On 11 April 2014 14:40, Chris Graham <chrisgw...@gmail.com> wrote:

>
>
> Sent from my iPhone
>
> On 11/04/2014, at 9:23 AM, Barrie Treloar <baerr...@gmail.com> wrote:
>
> > On 10 April 2014 23:37, Lennart Jörelid <lennart.jore...@gmail.com>
> wrote:
> >
> >> So ... the consequence of your approach would be that POMs throughout a
> >> maven reactor would have to repeat a dependency declaration if the
> classes
> >> in your maven project "directly" import a type. This - to me - seems not
> >> only complex to resolve in a big reactor, but quite user-unfriendly as
> >> well. An example shows this, I think:
> >>
> >
> > This is the *recommended* best practice.
> >
> > If you use something directly, then you should be explicit about that
> > dependency.
>
> If I've followed this thread and fully understood it, the proposal is to
> force the declaration of a dependency in the current Pom, even if they are
> declared as dependencies of your declared dependency, ie transitive
> dependencies.
>
>
This thread is about making the classpath immutable to plugins.
As per Jason's original email if a plugin wants to change the classpath
they should declare it in the plugin pom, or document that users should
declare it in their pom.



> Does this not effectively disable the use of transitive dependencies?
>
>
Additionally this thread had stuff included around Mark Derricutt's email
that suggested Maven change its behaviour so that compile time dependencies
are not transitive.
Which is what the recommended best practice is to do anyway.

Runtime would still be transitive.

>
> I find transitive dependencies one of the most useful, powerful features
> of Maven.
>
> Without them, it takes me back to the (horrid) Ant days of manually having
> walk the dependency tree.
>
> And what of consolidation/library poms, where one Pom lists 100's of other
> jars needed?
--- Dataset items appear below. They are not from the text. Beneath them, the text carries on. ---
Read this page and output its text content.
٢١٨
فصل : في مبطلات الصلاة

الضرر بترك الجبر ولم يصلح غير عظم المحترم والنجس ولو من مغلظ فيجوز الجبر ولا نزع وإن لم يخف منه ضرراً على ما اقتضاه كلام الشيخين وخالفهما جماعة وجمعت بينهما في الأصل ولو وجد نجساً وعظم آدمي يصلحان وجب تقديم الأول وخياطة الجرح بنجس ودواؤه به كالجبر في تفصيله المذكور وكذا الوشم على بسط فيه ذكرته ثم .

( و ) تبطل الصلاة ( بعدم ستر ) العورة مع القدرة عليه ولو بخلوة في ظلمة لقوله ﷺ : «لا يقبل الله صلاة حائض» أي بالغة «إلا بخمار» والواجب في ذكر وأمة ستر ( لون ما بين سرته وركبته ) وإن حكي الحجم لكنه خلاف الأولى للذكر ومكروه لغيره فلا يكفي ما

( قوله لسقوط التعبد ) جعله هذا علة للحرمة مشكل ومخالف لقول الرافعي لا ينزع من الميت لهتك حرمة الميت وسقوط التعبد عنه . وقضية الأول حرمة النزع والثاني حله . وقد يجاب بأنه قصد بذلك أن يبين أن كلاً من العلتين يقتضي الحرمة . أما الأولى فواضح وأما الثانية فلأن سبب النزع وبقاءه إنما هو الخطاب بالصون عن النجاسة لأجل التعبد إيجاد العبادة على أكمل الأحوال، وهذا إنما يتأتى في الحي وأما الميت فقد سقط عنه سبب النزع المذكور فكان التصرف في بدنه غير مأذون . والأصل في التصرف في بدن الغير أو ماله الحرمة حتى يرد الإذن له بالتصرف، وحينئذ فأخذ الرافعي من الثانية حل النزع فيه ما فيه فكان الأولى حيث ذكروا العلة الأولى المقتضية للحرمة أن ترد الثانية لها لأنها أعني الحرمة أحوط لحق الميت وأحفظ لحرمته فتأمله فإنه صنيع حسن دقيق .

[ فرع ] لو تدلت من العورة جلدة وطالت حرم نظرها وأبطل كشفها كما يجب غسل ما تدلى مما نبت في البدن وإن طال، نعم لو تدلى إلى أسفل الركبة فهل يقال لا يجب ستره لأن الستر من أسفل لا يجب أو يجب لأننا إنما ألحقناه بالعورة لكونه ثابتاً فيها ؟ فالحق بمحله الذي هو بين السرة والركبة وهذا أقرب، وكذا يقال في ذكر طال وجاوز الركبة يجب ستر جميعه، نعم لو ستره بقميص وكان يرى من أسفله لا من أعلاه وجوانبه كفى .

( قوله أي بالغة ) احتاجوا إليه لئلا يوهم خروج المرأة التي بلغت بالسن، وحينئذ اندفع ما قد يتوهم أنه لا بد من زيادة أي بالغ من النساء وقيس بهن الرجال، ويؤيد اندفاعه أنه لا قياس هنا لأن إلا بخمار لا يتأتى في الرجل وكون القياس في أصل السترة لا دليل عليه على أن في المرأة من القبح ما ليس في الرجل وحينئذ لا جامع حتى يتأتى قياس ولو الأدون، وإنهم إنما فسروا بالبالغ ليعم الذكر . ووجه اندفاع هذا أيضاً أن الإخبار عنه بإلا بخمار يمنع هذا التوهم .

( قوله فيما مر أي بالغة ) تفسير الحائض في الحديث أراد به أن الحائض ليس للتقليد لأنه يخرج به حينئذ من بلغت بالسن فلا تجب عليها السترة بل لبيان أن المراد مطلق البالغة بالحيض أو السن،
The WebSphere Process Server one (172 jars!) comes to mind.
>

Consolidation or library poms would mostly contain runtime dependencies and
not be a problem.

For compile time dependencies the two ways to do this are via inheritance
or includes.
Inheritance (i.e. parent poms) works because the dependency management
defines what versions to use, and in the child you select what you actually
want.
If there are too many things to define in the child then maybe the include
way would be better.
I can't remember whether include is vaporware though...

http://books.sonatype.com/mvnref-book/reference/pom-relationships-sect-pom-best-practice.htmlsays
"There's a certain point defined more by style and experience where you
decide that minimal duplication of configuration is a small price to pay
for allowing projects [...] to remain completely independent. Designing a
huge set of thirty plus projects which all inherit five levels of POM
configuration isn't always the best idea."